Kuran-ı Kerim’de geçen sayılardan biri de 100 sayısıdır. Bu yazımızda 100 sayısının geçtiği ayet-i kerimenin tefsirini paylaşacağız
ZİNAYA 100 SOPA
“Zina eden kadın ve zina eden erkekten her birine yüz sopa vurun; Allah’a ve ahiret gününe inanıyorsanız, Allah’ın dininde hükümlerini uygularken onlara acıyacağınız tutmasın. Müminlerden bir grup da onlara uygulanan cezaya şahit olsun.” (Nur 2)
NİKÂHSIZ İLİŞKİLER
Allah(c.c.), insanoğlunu erkek ve kadın olmak üzere çift yaratmış. Sonra da erkek ile kadının evlenip çoğalmasını murad etmiş. Allah’ın kanunu budur. Erkek ile kadın nikâh kıyıp birlikte olacak. Böylece insan neslinin devamı da sağlanacak. Nesil korunacak…
Erkek ve kadın birbirini sevebilir. Aralarında aşk doğabilir. Bu Allah’ın kanunudur. Ancak kadın ile erkeğin yakınlaşabilmesinin en önemli şartı nikâhtır. Nikâhsız bütün ilişkiler, aşk ve sevgi değil zinadır.
Zina sözlükte “meşrû olmayan cinsel ilişki anlamına gelmektedir. Evlilik dışı, nikâhsız cinsel ilişkiler, zina olarak tanımlanmaktadır.
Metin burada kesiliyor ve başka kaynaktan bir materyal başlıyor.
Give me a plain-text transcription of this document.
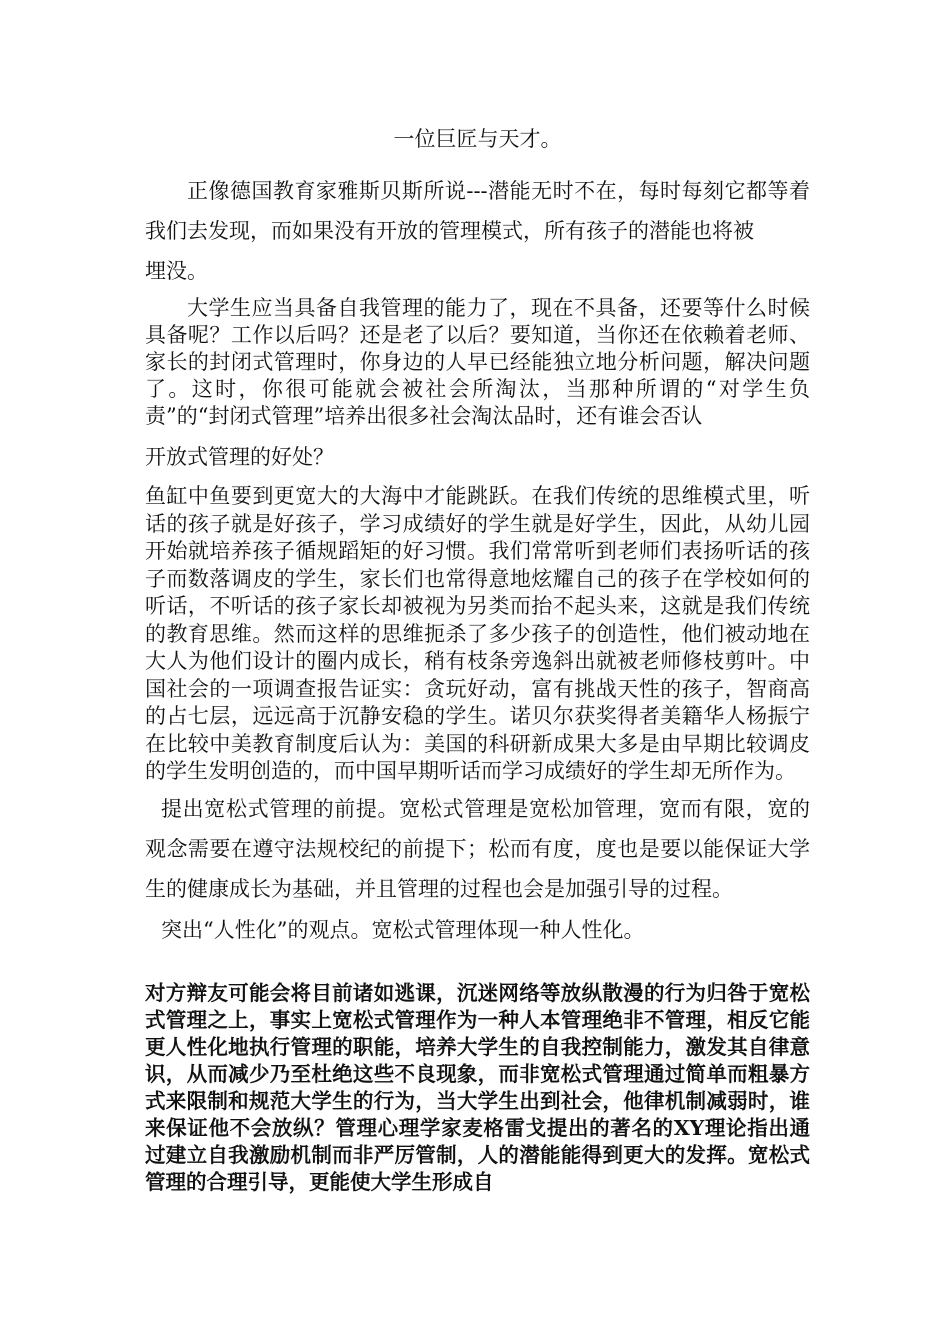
一位巨匠与天才。

正像德国教育家雅斯贝斯所说---潜能无时不在，每时每刻它都等着我们去发现，而如果没有开放的管理模式，所有孩子的潜能也将被
埋没。

大学生应当具备自我管理的能力了，现在不具备，还要等什么时候具备呢？工作以后吗？还是老了以后？要知道，当你还在依赖着老师、家长的封闭式管理时，你身边的人早已经能独立地分析问题，解决问题了。这时，你很可能就会被社会所淘汰，当那种所谓的“对学生负责”的“封闭式管理”培养出很多社会淘汰品时，还有谁会否认
开放式管理的好处？

鱼缸中鱼要到更宽大的大海中才能跳跃。在我们传统的思维模式里，听话的孩子就是好孩子，学习成绩好的学生就是好学生，因此，从幼儿园开始就培养孩子循规蹈矩的好习惯。我们常常听到老师们表扬听话的孩子而数落调皮的学生，家长们也常得意地炫耀自己的孩子在学校如何的听话，不听话的孩子家长却被视为另类而抬不起头来，这就是我们传统的教育思维。然而这样的思维扼杀了多少孩子的创造性，他们被动地在大人为他们设计的圈内成长，稍有枝条旁逸斜出就被老师修枝剪叶。中国社会的一项调查报告证实：贪玩好动，富有挑战天性的孩子，智商高的占七层，远远高于沉静安稳的学生。诺贝尔获奖得者美籍华人杨振宁在比较中美教育制度后认为：美国的科研新成果大多是由早期比较调皮的学生发明创造的，而中国早期听话而学习成绩好的学生却无所作为。

提出宽松式管理的前提。宽松式管理是宽松加管理，宽而有限，宽的观念需要在遵守法规校纪的前提下；松而有度，度也是要以能保证大学生的健康成长为基础，并且管理的过程也会是加强引导的过程。

突出“人性化”的观点。宽松式管理体现一种人性化。

对方辩友可能会将目前诸如逃课，沉迷网络等放纵散漫的行为归咎于宽松式管理之上，事实上宽松式管理作为一种人本管理绝非不管理，相反它能更人性化地执行管理的职能，培养大学生的自我控制能力，激发其自律意识，从而减少乃至杜绝这些不良现象，而非宽松式管理通过简单而粗暴方式来限制和规范大学生的行为，当大学生出到社会，他律机制减弱时，谁来保证他不会放纵？管理心理学家麦格雷戈提出的著名的XY理论指出通过建立自我激励机制而非严厉管制，人的潜能能得到更大的发挥。宽松式管理的合理引导，更能使大学生形成自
Kur’ân-ı Kerîm’de zina kelimesi beş âyette yer almaktadır. Ayrıca Kuran-ı Kerim’de zina anlamında fuhuş kavramı geçer ve bu ayetlerde zina; şeytan işi, büyük hayâsızlık olarak tanımlanır. Bu tanımla, sadece zina eden kadınlara değil, zina eden erkeklere de fahişe denir.
Zina, İnsanlık tarihinin en eski günlerinden bugüne, tüm toplumlarda, dini açıdan günah, ahlâkî açıdan kötü ve sosyal açıdan kabul edilmez bir davranıştır. Çünkü zinaya kapı açılırsa; nesil bozulur, toplum çöker, aile diye bir kavram olmaz.
ZİNAYA YAKLAŞMA
Allah’ın (c.c.) Kuran-ı Kerim’de “Zina etmeyin” yerine, “Zinaya yaklaşmayın. Zira o, bir hayâsızlıktır ve çok kötü bir yoldur.” diye emretmesi, sadece zinanın değil, zinaya yol açacak davranışların da haram kılındığını göstermektedir. Bu sebeple Resulullah Efendimiz (s.a.v) göz zinası ve dil zinası gibi zina çeşitlerinden bahsetmiş ve uyarıda bulunmuştur.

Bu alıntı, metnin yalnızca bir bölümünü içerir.